An effective connection of a heavy duty truck trailer to a truck tractor, either directly or via another trailer, includes a multi-function electrical connection. The connection is made by use of a cable having multiple (preferably seven) wires within it and connectors at the ends of the cable. SAE J560 governs the functions of those wires and of the terminals in the plug-like connector moieties at the cable ends and in the corresponding socket-like connector moieties with which the cable-end connectors are mateable. SAE J560 also governs the relative positions, the geometries and the dimensions of those matable connector moieties. Pursuant to SAE J560, the cable-end moieties are defined as plugs having female contact terminals, and the other moieties (mounted to the tractors and the trailers) are defined as sockets having male contact terminals.
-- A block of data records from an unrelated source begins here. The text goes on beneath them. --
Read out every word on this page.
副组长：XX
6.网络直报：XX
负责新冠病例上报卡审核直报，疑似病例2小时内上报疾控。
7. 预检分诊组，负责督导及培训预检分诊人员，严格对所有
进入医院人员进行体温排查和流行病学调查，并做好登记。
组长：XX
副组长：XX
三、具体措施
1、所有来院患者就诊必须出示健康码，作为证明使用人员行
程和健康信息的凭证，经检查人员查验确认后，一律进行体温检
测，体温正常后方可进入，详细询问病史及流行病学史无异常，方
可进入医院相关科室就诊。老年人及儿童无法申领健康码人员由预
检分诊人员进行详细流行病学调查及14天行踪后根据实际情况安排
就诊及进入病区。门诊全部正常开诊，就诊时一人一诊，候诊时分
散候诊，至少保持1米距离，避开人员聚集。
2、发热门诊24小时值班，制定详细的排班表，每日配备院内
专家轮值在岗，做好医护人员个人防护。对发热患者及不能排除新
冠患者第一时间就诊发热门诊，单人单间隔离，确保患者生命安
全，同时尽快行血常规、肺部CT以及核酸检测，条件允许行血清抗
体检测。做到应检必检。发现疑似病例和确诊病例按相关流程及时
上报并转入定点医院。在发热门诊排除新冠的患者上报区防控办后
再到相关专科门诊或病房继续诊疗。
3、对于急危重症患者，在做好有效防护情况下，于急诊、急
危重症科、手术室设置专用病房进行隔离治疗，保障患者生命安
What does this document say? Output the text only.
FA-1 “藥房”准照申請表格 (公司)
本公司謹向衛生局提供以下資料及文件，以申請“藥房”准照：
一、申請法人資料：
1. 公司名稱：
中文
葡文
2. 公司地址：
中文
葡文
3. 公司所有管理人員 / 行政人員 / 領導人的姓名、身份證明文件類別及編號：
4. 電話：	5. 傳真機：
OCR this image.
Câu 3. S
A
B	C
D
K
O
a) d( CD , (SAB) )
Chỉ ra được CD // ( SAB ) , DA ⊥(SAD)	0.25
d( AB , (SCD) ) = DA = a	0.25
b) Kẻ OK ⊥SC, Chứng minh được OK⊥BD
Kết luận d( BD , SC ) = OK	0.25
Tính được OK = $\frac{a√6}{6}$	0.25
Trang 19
In use of those cables, they commonly are mated to the tractor sockets on a long term basis. When a tractor is not connected to a trailer, the cable remains connected to the tractor, and the cable (which commonly is self-coiling) and its other end connector are stored at the rear of the tractor. It is the connector at the rear (trailer) end of the cable which far more frequently is mated to and unmated from a trailer socket, and which has its terminals exposed to the environment when it is unmated from a trailer socket. That environment can be hostile to the wellbeing of those terminals. As a consequence, the terminals in the plug at the rear end of the cable can be degraded so that they do not make sound contact with trailer socket terminals and need to be repaired or replaced. Other events, such as inadvertent dragging of an unmated cable-end plug on a road surface, can damage the terminals in the plug.
Heretofore, the cable-end connector plugs have been designed, manufactured and assembled in ways which either make it difficult to repair damaged plug terminals or make it necessary to replace the entire cable with its connectors to achieve the desired correction. Plug terminal repairs (or replacements) are either difficult and time consuming or costly to accomplish. A need exists for a way to repair or replace damaged terminals in such cable-end plugs quickly, effectively and economically.